Abstract

Occurring frequently in datacenters, dynamic random access memory (DRAM) errors are the leading cause of the failures among various hardware components. DRAM failure analysis is one of the most important topics in hardware reliability, availability, and serviceability. Though with comprehensive studies of DRAM failure modes in prior work, a mechanism of predicting future failures on DRAM components is not available today. In this paper we address the problem of predicting the failures on micro-level DRAM components including cells, rows, and columns. A DRAM failure is the combined effect of the wear level of a DRAM fault and the implicit runtime context. Correctly predicting DRAM failures quantifies the impact to DRAM reliability and enables advanced error-prevention mechanisms such as efficient page retirement or dynamic substitution with spare DRAM components. We propose an online learning method, repeatedly taking the historical memory failure data of an individual server as the input to predict its failure occurrences in the near future. The learning algorithm embeds a kernel function to evaluate how well the current error observation follows certain previous observations in its failure history. It then performs the prediction by discovering the implicit patterns online.

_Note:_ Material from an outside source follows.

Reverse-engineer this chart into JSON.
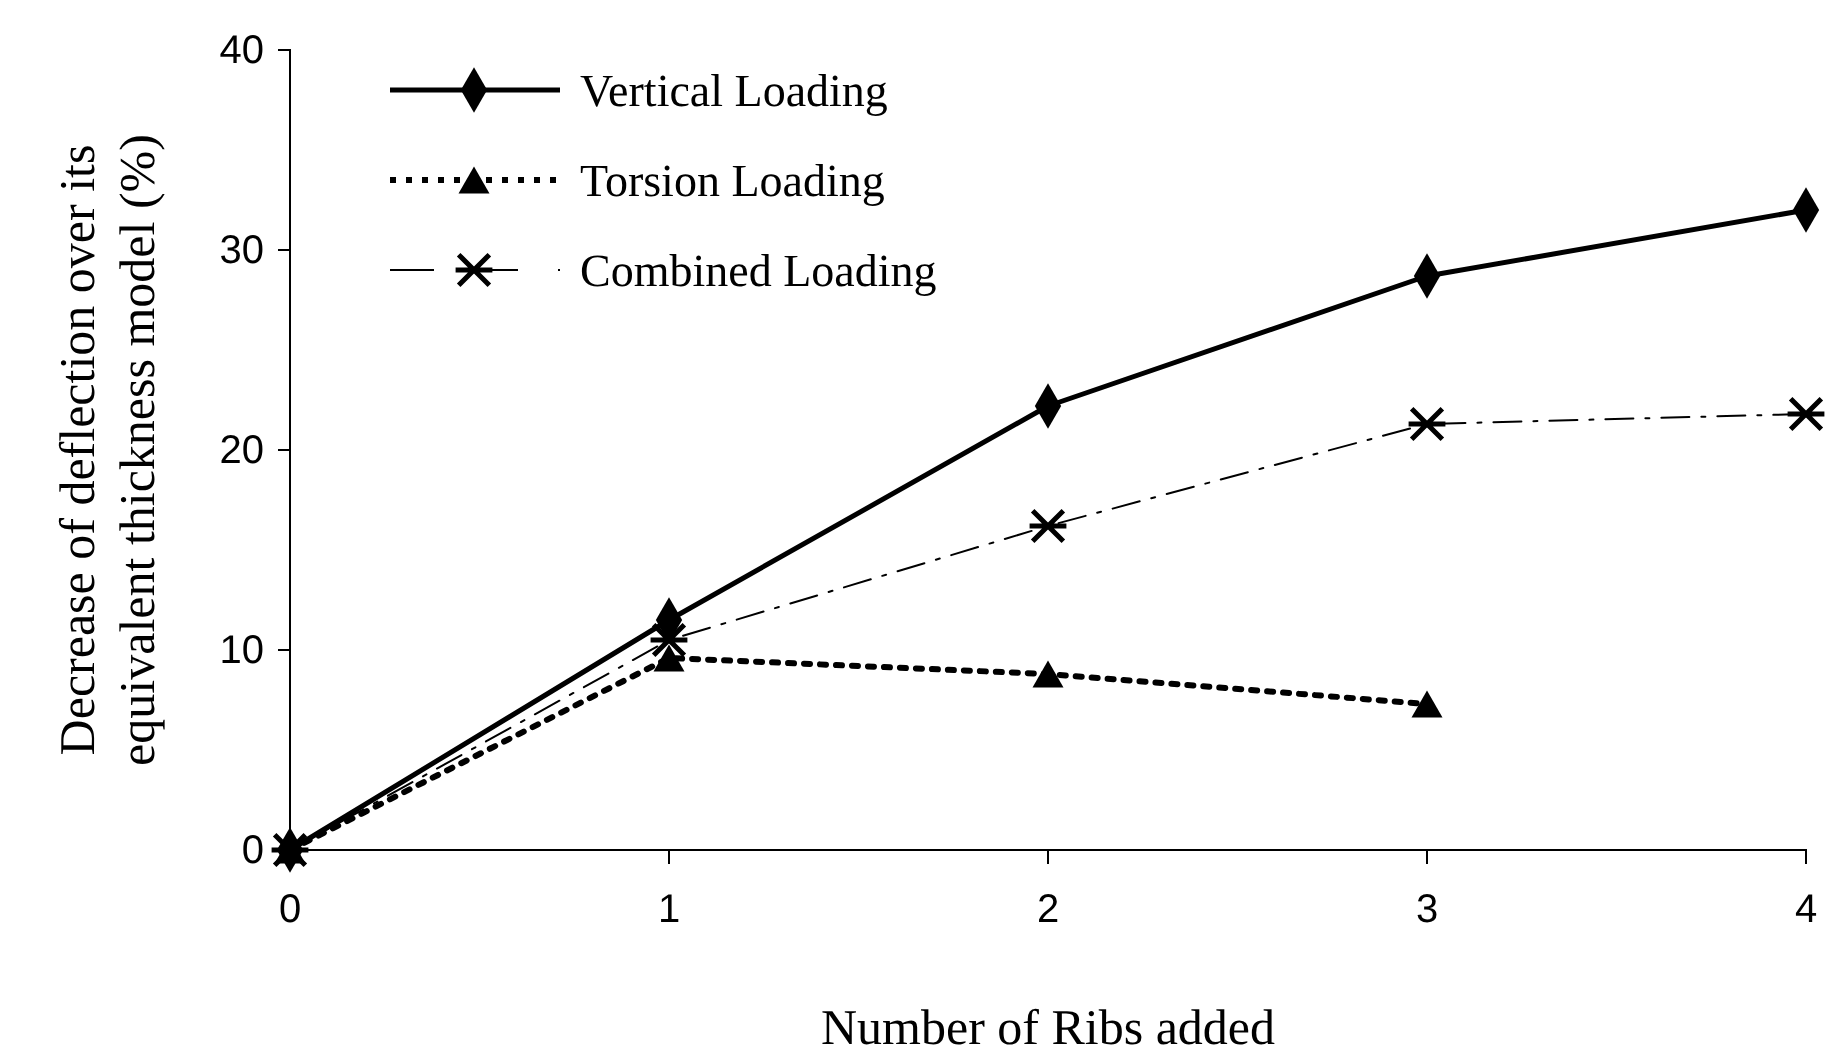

The algorithm strengthens failure confidence with the history of repeated errors from hard faults while washing out occasional errors from soft faults. It also adapts to the unobservable time-varying context by penalizing the change in failure observations across cycles. We further augment the algorithm with a mechanism which propagates failure confidence scores to nearby cells including the ones without error history. Empirical evaluation demonstrates that the failure prediction approach consistently outperforms the baseline methods based on historical error statistics.